Read a snapshot of some of the policy and regulatory updates relevant to the environment in the January to March 2023 quarter across Australia and New Zealand.
Only got 60 secs? Here’s a quick recap
- The federal government announced the creation of the Ministerial Advisory Group on the Circular Economy to look at how products are designed, manufactured and used across all sectors as Australia transitions to the circular economy.
- Mattresses, tyres and plastics in health were added to the Minister’s Priority List which names products and materials that require urgent product stewardship action.
- The Tasmanian parliament passed legislation committing to net zero emissions by 2030, the most ambitious target of any Australian state or territory.
NSW climate change policy
The NSW Environment Protection authority (EPA sought feedback on its draft Climate Change Policy and Action Plan. Part of the plan would require businesses to adopt their own climate change action mitigation and adaptation plans (CCMAPs).
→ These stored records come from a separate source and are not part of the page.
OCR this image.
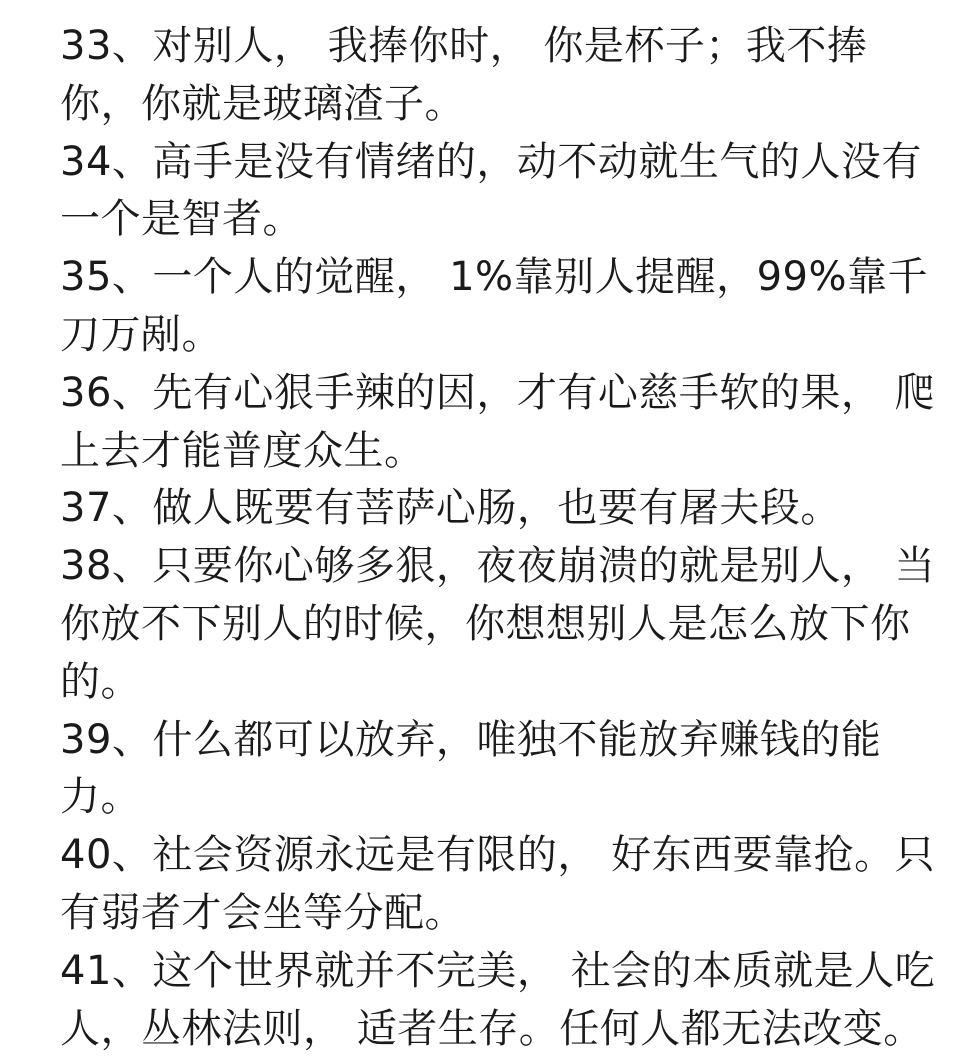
33、对别人， 我捧你时， 你是杯子；我不捧
你，你就是玻璃渣子。
34、高手是没有情绪的，动不动就生气的人没有
一个是智者。
35、一个人的觉醒， 1%靠别人提醒，99%靠千
刀万剐。
36、先有心狠手辣的因，才有心慈手软的果， 爬
上去才能普度众生。
37、做人既要有菩萨心肠，也要有屠夫段。
38、只要你心够多狠，夜夜崩溃的就是别人， 当
你放不下别人的时候，你想想别人是怎么放下你
的。
39、什么都可以放弃，唯独不能放弃赚钱的能
力。
40、社会资源永远是有限的， 好东西要靠抢。只
有弱者才会坐等分配。
41、这个世界就并不完美， 社会的本质就是人吃
人，丛林法则， 适者生存。任何人都无法改变。
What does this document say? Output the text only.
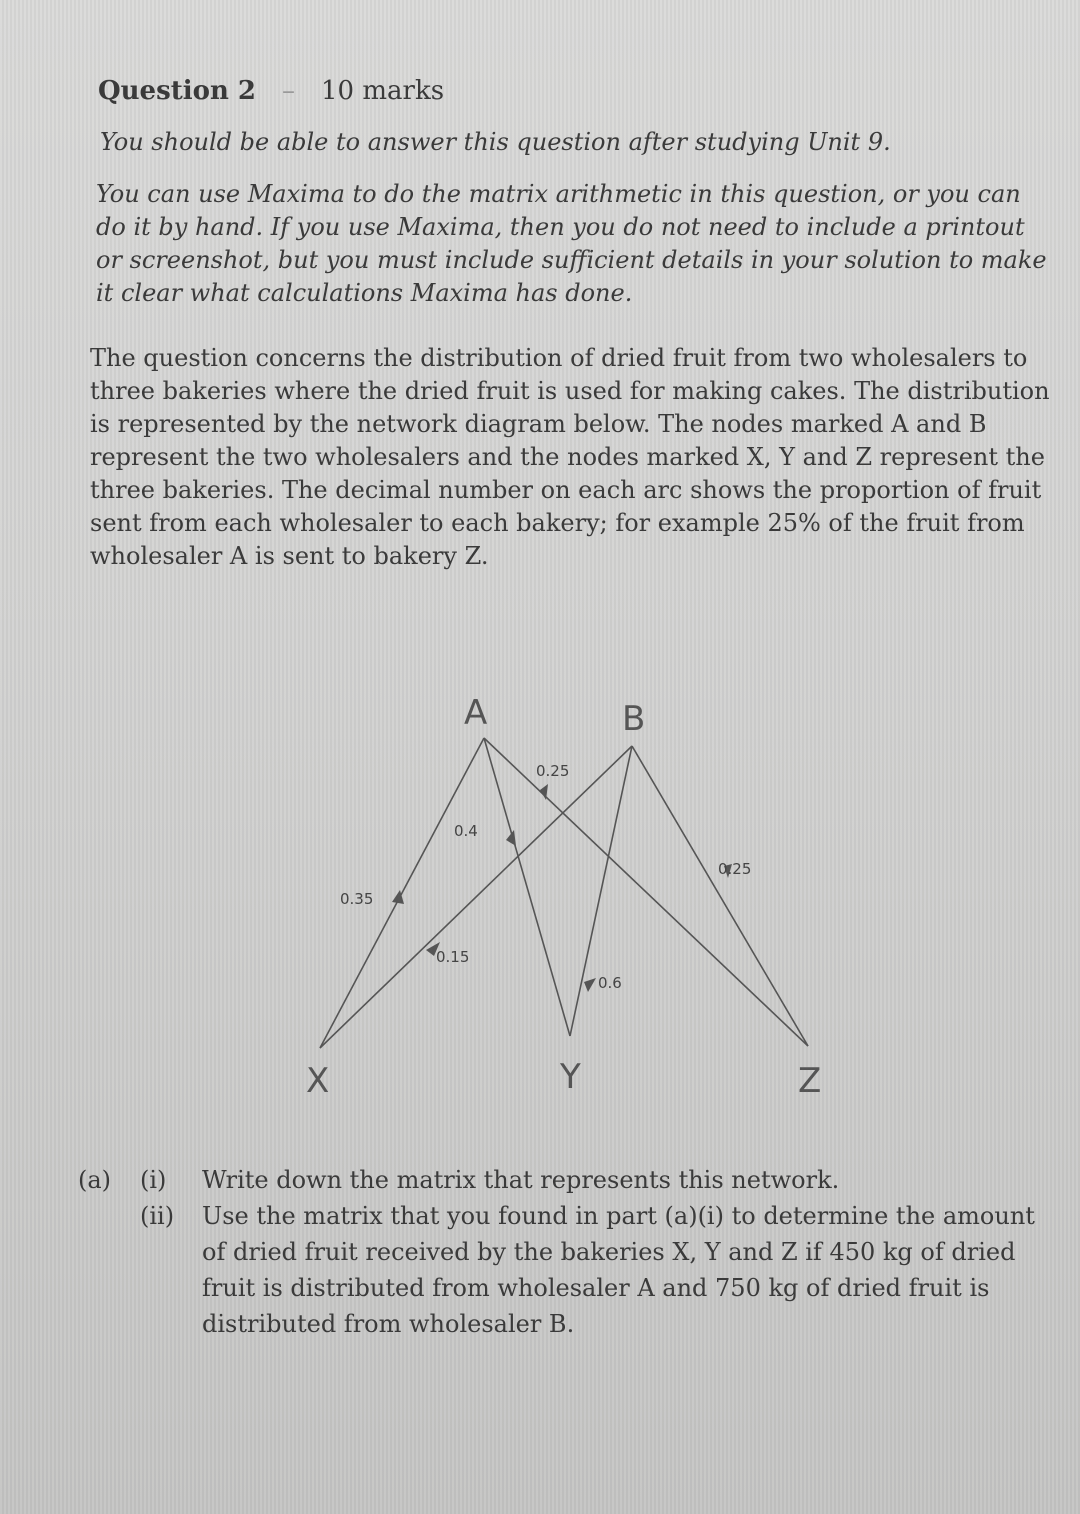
Question 2 – 10 marks
You should be able to answer this question after studying Unit 9.
You can use Maxima to do the matrix arithmetic in this question, or you can do it by hand. If you use Maxima, then you do not need to include a printout or screenshot, but you must include sufficient details in your solution to make it clear what calculations Maxima has done.
The question concerns the distribution of dried fruit from two wholesalers to three bakeries where the dried fruit is used for making cakes. The distribution is represented by the network diagram below. The nodes marked A and B represent the two wholesalers and the nodes marked X, Y and Z represent the three bakeries. The decimal number on each arc shows the proportion of fruit sent from each wholesaler to each bakery; for example 25% of the fruit from wholesaler A is sent to bakery Z.
A	B
X	Y	Z
0.35
0.4
0.25
0.15
0.6
0.25
(a)	(i)	Write down the matrix that represents this network.
(ii)	Use the matrix that you found in part (a)(i) to determine the amount of dried fruit received by the bakeries X, Y and Z if 450 kg of dried fruit is distributed from wholesaler A and 750 kg of dried fruit is distributed from wholesaler B.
If introduced, the plan would also see the EPA develop a series of greenhouse gas emission reduction targets for the industries it regulates.
We strongly supported businesses adopting clearly articulated measures to respond to climate change. It is clear that everyone – including industries – must do more if we are to meet our ambitious but entirely appropriate emissions targets. Our submission also urged caution in inadvertently creating duplication in regulations and guidelines between the state and the federal governments.
Global methane pledge
The federal government announced Australia would join more than 100 other countries committed to collectively reduce global methane emissions. Under the Global Methane Pledge, signatories will work together to reduce global methane emissions across all sectors by at least 30% below 2020 levels by 2030. In joining the pledge, Australia is committing to in part take a range of domestic actions such as standards for reducing emissions in the energy and waste sectors.
It is well-established that landfills generate methane, a gas around 25 times more damaging to the environment than carbon dioxide. Acutely aware of this, Veolia constantly invests in initiatives and projects designed to divert waste away from landfill. Our proposed Woodlawn Advanced Energy Recovery Centre, for example, we are pursuing to recover waste that cannot be recycled and turn it into energy, thereby keeping it out of landfill. Meanwhile, at several of our landfill sites around Australia, Veolia engages in landfill gas capture, a process that reduces methane emissions and instead generates electricity.
On the back of the 27th annual United Nations gathering of world leaders to discuss climate change – COP27 – Minister Chris Bowen reaffirmed “Australia’s commitment to ambitious and necessary change,” pledging “to be a strong and constructive partner in leading the way” and to helping the world keep global warming as close as possible to 1.5 degrees Celsius. Australia also agreed to join a global loss and damage fund to support vulnerable countries respond to climate change.
Veolia is working to turn the tide of climate change through our We are Resourcers campaign, launched earlier this year. We have also embarked on a nationwide decarbonisation project of our Australian operation to reach ecological transformation. Under the transformative, $20-million project, rooftop solar panels and commercial battery stations will be installed at 40 of Veolia’s Australian facilities, generating enough green energy to power the equivalent of around 100 homes.
Following the high-profile collapse of a company dedicated to recycling soft plastics, Minister Tanya Plibersek joined Australia to the High Ambition Coalition to End Plastic Pollution, adding its name to a pledge to end plastic pollution around the world by 2040 under a new plastic pollution treaty. Relatedly, the Australian Competition and Consumer Commission issued an urgent determination allowing supermarkets to cooperate on solutions for soft plastics. The interim authorisation allows co-operation between the major supermarkets for a limited period and for the explicit purpose of exploring options for the storage, transport, processing, recycling and management of soft plastics to minimise the volume that may end up in landfill
We support the introduction of product stewardship schemes whereby manufacturers of products that use plastic would be required to take responsibility for the environmental impact created by their disposal. Towards that end, our RECYCLEPAK® solution is playing an important role in minimising environmental damage from plastic misuse. Ultimately, plastic is not the enemy. It’s how we make it, use it and what we do with it after use that needs changing for the better.
‘Survival Guide’: new IPCC climate report
In March, the Intergovernmental Panel on Climate Change released a new climate report that UN chief Antonio Guterres called a "survival guide for humanity". While governments around the world have agreed to act to avoid global temperature rise going above 1.5C, with the world having already warmed by 1.1C experts now say that we are likely to breach 1.5C in the 2030s. But there are reasons to be optimistic – the report’s authors point to falls in energy prices thanks to solar and wind and say changes driven by consumers (including diet, food waste and switching to low carbon transport) can drive significant emissions reductions.
As champions of ecological transformation the work we do is central to this global effort to decarbonise. Veolia is helping customers to accelerate their plans to implement food and garden organics collections while also exploring more projects in energy recovery from non-recyclable waste and biomass. Veolia is also expanding its renewable energy profile and installing solar to the roofs of its facilities to minimise its carbon footprint.